Of all the stories of people mailing themselves places, this one stands out.
On this day in 1849, a man escaped slavery in Virginia by mailing himself to Pennsylvania.
His name was Henry Brown, born sometime around 1815 and made to work on a tobacco farm, where he met his wife.
They had three kids and another on the way when Brown’s family was sold and sent away to North Carolina without him.
At his lowest point, Brown came up with a way to leave the plantation: he and people he knew arranged for a carpenter to build him a box, 3 feet wide, 2½ feet deep and 2 feet tall, with three small air holes.

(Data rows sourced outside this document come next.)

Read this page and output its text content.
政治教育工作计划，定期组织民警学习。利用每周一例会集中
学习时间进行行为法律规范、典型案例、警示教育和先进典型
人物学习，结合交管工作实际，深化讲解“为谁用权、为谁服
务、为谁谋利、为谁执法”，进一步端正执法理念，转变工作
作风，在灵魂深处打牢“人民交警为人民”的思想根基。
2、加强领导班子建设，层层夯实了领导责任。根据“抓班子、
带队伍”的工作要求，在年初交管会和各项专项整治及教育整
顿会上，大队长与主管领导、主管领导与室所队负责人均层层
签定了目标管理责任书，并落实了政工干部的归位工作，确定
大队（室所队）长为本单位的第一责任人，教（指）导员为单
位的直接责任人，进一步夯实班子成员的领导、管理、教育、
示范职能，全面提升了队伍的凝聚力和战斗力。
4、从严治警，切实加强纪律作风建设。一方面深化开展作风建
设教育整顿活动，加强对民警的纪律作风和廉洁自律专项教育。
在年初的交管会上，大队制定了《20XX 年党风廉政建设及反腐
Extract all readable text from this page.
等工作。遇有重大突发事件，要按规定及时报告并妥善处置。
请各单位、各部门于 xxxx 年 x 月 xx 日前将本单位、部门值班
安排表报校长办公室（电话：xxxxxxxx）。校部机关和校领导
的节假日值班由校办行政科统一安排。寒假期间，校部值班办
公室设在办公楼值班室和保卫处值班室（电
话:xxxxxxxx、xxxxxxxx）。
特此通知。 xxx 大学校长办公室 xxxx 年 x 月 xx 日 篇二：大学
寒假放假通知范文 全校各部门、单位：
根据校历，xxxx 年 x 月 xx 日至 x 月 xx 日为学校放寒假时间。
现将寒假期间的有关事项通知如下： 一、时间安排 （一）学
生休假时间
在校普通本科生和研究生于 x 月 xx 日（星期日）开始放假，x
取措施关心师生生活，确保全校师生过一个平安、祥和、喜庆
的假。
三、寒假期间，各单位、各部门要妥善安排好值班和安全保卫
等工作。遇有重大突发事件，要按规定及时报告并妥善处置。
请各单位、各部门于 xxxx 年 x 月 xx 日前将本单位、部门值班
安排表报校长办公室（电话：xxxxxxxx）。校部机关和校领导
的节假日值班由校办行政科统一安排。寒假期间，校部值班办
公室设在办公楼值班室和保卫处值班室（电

They put Brown inside with some biscuits and water, and hired the Adams Express Company to send the box to some abolitionists in Philadelphia.
It was a dangerous trip.
Even though they’d marked the box “This Side Up With Care,” it wasn’t always kept that way; at least once Brown thought he was finished.
But after 27 hours, the box was delivered and opened; Brown got out, said “How do you do, gentlemen?” to the abolitionists, and recited a Psalm.
Once free, Brown became a traveling speaker and entertainer known as Henry “Box” Brown, who would reenact his escape and later became a stage magician and “mesmerist,” sort of like a hypnotist.
One perhaps sad irony of his story is that part of his magic act involved making objects disappear and reappear through a mirror box.
As a historian told the Washington Post, Brown escaped slavery through the box, but the box was always a part of his story.
And on this day in 2011, Dr. Michael Shannon was driving on the highway when another car hit him.
He was caught underneath his car, which then caught fire.
One of the paramedics who rescued him was Chris Trokey.
It turned out that when Trokey was a low-birth-weight newborn, a doctor gave him round the clock care and helped save him.
That doctor, of course, was Michael Shannon.
Sometimes people are in the right places at the right times.
Slavery cost him his family. That’s when Henry ‘Box’ Brown mailed himself to freedom. (Washington Post)
Little Known Black History Fact: Henry ‘Box’ Brown (Black America Web)
OC Paramedic Helps Rescue Doctor Who Saved His Life as Baby; Pair Reunited (KTLA)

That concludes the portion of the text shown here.